To sift through the data, Kaggle released CORD-19 to its community and asked them to use it to answer some of the toughest research questions about COVID-19. As incentive, for every task completed successfully, participants like Miller receive $1,000 in prize money.
As an OMSCS student specializing in ML, Miller has joined a few previous Kaggle challenges, but for much less significant tasks like home values or NCAA brackets. For Miller, working on this dataset presented an especially relevant problem.

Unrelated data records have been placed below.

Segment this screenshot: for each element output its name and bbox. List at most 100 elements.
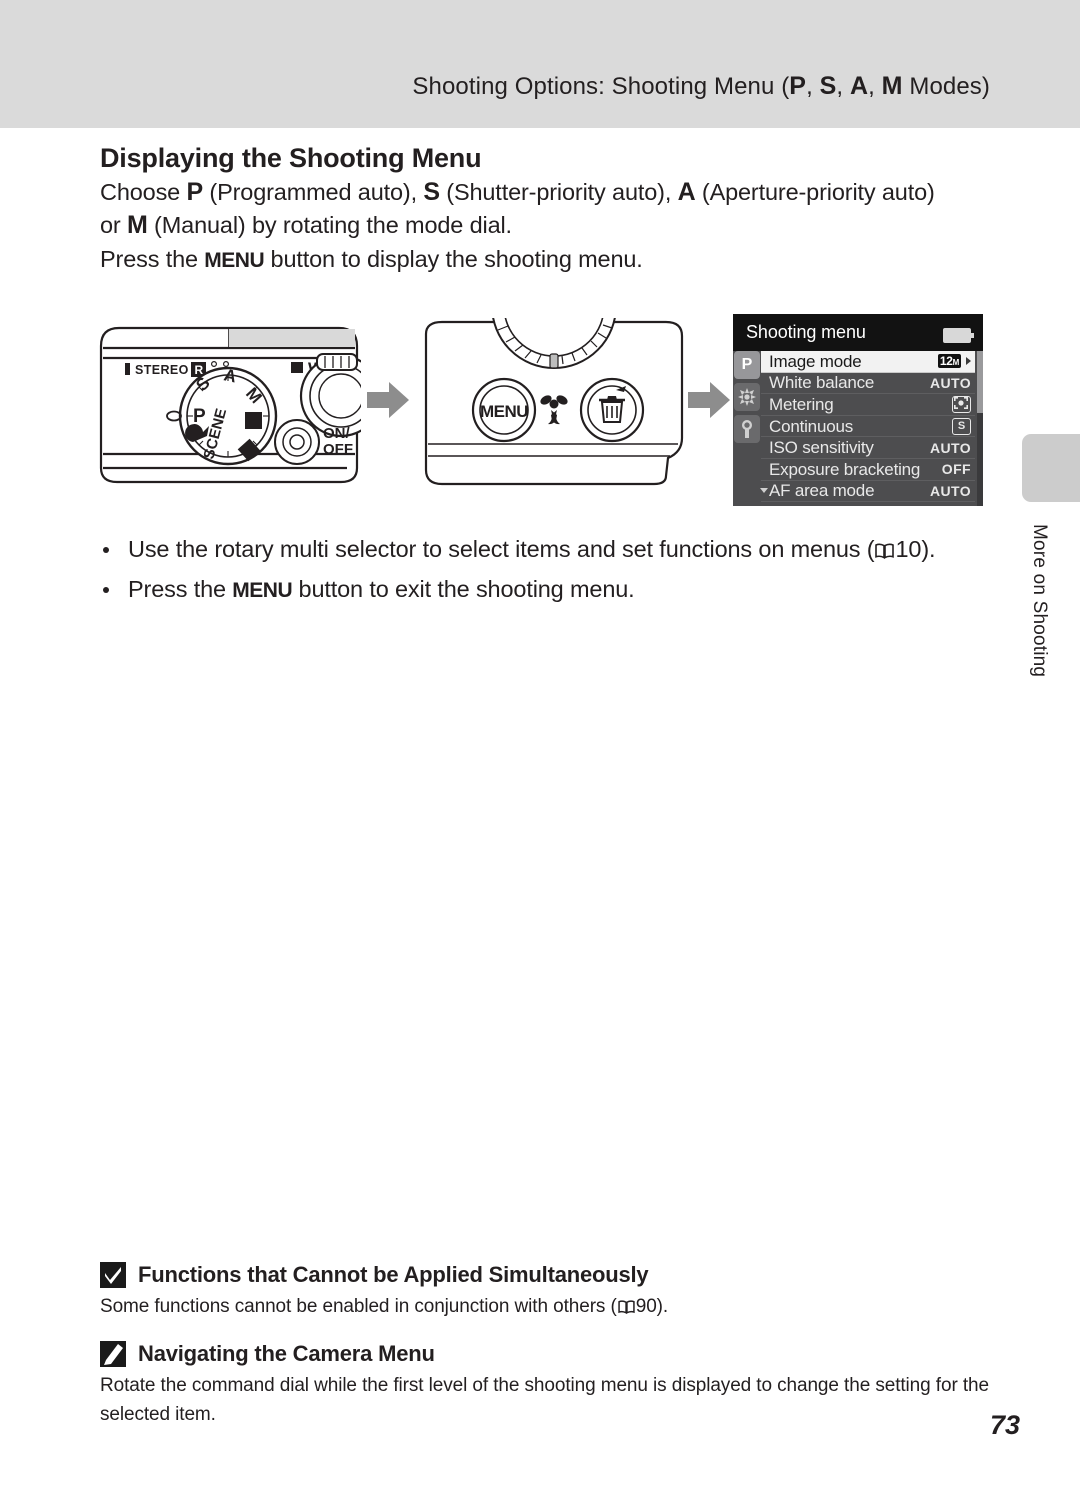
battery-icon [943,328,974,343]
menu-side-tabs: P [733,351,761,506]
wrench-icon [742,420,752,438]
menu-item-iso-sensitivity[interactable]: ISO sensitivity AUTO [761,437,975,459]
chevron-right-icon [966,357,971,366]
flow-arrow-2 [688,380,732,425]
menu-item-exposure-bracketing-label: Exposure bracketing [769,459,921,479]
flow-arrow-1 [367,380,411,425]
bullet-item-1: Use the rotary multi selector to select … [100,530,936,570]
menu-item-white-balance-label: White balance [769,373,875,393]
movie-icon [738,388,756,406]
intro-2-b: (Manual) by rotating the mode dial. [147,212,512,238]
menu-scrollbar-thumb[interactable] [977,351,983,413]
intro-2-a: or [100,212,127,238]
menu-screen-body: P Image mode 12M White balance AUTO Mete… [733,351,983,506]
menu-item-exposure-bracketing-value: OFF [941,461,971,478]
header-sep-2: , [836,73,850,100]
bullet-item-2: Press the MENU button to exit the shooti… [100,570,935,610]
note-caution-body-before: Some functions cannot be enabled in conj… [100,1296,617,1317]
metering-icon [952,395,971,413]
book-icon [875,532,895,570]
intro-mode-m: M [126,211,148,239]
menu-item-list: Image mode 12M White balance AUTO Meteri… [760,351,975,503]
bullet-2-menu-key: MENU [232,579,293,602]
note-tip-title: Navigating the Camera Menu [138,1341,435,1366]
section-thumb-tab [1022,434,1080,502]
header-sep-3: , [868,73,882,100]
running-header-title: Shooting Options: Shooting Menu (P, S, A… [0,72,990,101]
header-mode-m: M [881,72,903,100]
menu-screen-header: Shooting menu [733,314,983,351]
svg-text:ON/: ON/ [323,425,351,442]
note-caution-body-after: ). [656,1296,669,1317]
note-tip-body: Rotate the command dial while the first … [100,1375,989,1425]
note-caution-page-ref: 90 [635,1296,657,1317]
svg-text:P: P [193,406,206,427]
header-mode-a: A [849,72,869,100]
continuous-single-icon: S [952,417,971,435]
book-icon [618,1294,635,1323]
menu-item-metering-label: Metering [769,394,834,414]
bullet-1-page-ref: 10 [895,536,922,562]
page-number: 73 [990,1410,1021,1440]
intro-mode-s: S [423,178,440,206]
notes-section: Functions that Cannot be Applied Simulta… [100,1262,990,1447]
bullet-1-text-before: Use the rotary multi selector to select … [128,536,875,562]
intro-line-3: Press the MENU button to display the sho… [100,243,643,277]
menu-tab-setup[interactable] [734,415,760,443]
menu-item-metering[interactable]: Metering [761,394,975,416]
note-caution-header: Functions that Cannot be Applied Simulta… [100,1262,990,1288]
intro-mode-p: P [186,178,204,206]
intro-1-b: (Programmed auto), [203,179,424,205]
menu-item-continuous-label: Continuous [769,416,854,436]
scroll-down-icon [760,487,768,493]
bullet-2-text-before: Press the [128,576,233,602]
camera-back-view-illustration: MENU [420,318,686,490]
menu-tab-shooting[interactable]: P [734,351,760,379]
intro-1-a: Choose [100,179,187,205]
menu-item-af-area-mode-label: AF area mode [769,481,875,501]
menu-tab-shooting-label: P [741,356,753,373]
intro-line-1: Choose P (Programmed auto), S (Shutter-p… [100,176,935,209]
bullet-list: Use the rotary multi selector to select … [100,530,936,610]
header-sep-1: , [806,73,820,100]
note-caution-title: Functions that Cannot be Applied Simulta… [138,1262,649,1287]
shooting-menu-screen: Shooting menu P Image mode 12M White bal… [733,314,983,506]
header-title-prefix: Shooting Options: Shooting Menu ( [412,73,790,100]
menu-item-continuous[interactable]: Continuous S [761,416,975,438]
svg-text:OFF: OFF [323,441,353,458]
menu-item-iso-sensitivity-label: ISO sensitivity [769,438,874,458]
page-title: Displaying the Shooting Menu [100,143,482,173]
intro-1-d: (Aperture-priority auto) [695,179,935,205]
menu-item-iso-sensitivity-value: AUTO [929,439,971,456]
menu-scrollbar[interactable] [977,351,983,506]
intro-3-b: button to display the shooting menu. [264,246,643,272]
menu-key-label: MENU [204,249,265,272]
svg-text:MENU: MENU [480,402,528,421]
header-title-suffix: Modes) [902,73,990,100]
menu-item-continuous-value: S [957,419,966,432]
caution-check-icon [100,1262,126,1288]
note-caution-body: Some functions cannot be enabled in conj… [100,1292,990,1323]
intro-3-a: Press the [100,246,205,272]
menu-item-image-mode[interactable]: Image mode 12M [761,351,975,373]
header-mode-s: S [819,72,837,100]
bullet-2-text-after: button to exit the shooting menu. [292,576,635,602]
running-header-band [0,0,1080,128]
menu-item-image-mode-label: Image mode [769,351,862,371]
pencil-note-icon [100,1341,126,1367]
intro-1-c: (Shutter-priority auto), [439,179,678,205]
intro-mode-a: A [677,178,696,206]
menu-item-white-balance[interactable]: White balance AUTO [761,373,975,395]
menu-item-white-balance-value: AUTO [929,374,971,391]
menu-item-af-area-mode[interactable]: AF area mode AUTO [760,481,975,503]
intro-line-2: or M (Manual) by rotating the mode dial. [100,209,512,242]
menu-item-exposure-bracketing[interactable]: Exposure bracketing OFF [761,459,975,481]
menu-tab-movie[interactable] [734,383,760,411]
menu-screen-title: Shooting menu [746,322,866,342]
bullet-1-text-after: ). [921,536,936,562]
menu-item-af-area-mode-value: AUTO [929,482,971,499]
header-mode-p: P [789,72,807,100]
note-tip-header: Navigating the Camera Menu [100,1341,990,1367]
section-tab-label: More on Shooting [1029,524,1050,678]
menu-item-image-mode-value: 12M [937,354,961,369]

“I am fascinated with everything AI, so when I heard about this, I figured if any of my skills could help anyone, I should try,” said Miller, who is a lawyer outside of his studies.
Keep it Simple
Miller said his OMSCS studies prepared him for the challenge. The AI track focuses on the practical implementation of AI methods. This made it easier for Miller to start with an overwhelming amount of data and get to an endpoint that solves the problem. His experience using the programming language Python for class also enabled him to agilely work with the data.
Armed with this knowledge, Miller applied a strategy he uses on every project.
“Whenever I start a new project, I try and see if I can craft a simple yet effective solution from scratch,” he said.
He has worked on specific Kaggle challenges he can apply this strategy. The first ML model Miller developed finds the most relevant sentences in a study. To accomplish this, he used a simple scoring algorithm that determines how many times keywords appear in a sentence. Then the model measures the ratio of keyword occurrences to sentence length.
For a separate challenge, Miller created a search engine for common COVID-19 research questions, such as: What is the average time the disease takes to incubate? How long is it contagious? How long until symptoms appear?
Up to the Challenge
These are just a few of Miller’s models, and he continues to work on new challenges Kaggle offers. Tasks now include deep dives into epidemiology, understanding how many patients a study was based on, and what scientific method was employed.
“The trick, as in any project like this, is understanding and assimilating the data to start with,” Miller said. “But using Python makes the initial data wrangling pretty easy. The hardest part is building new ways to squeeze more desired info out of the documents.”
Miller’s efforts have been noticed. His work has been cited several times on the contributions page.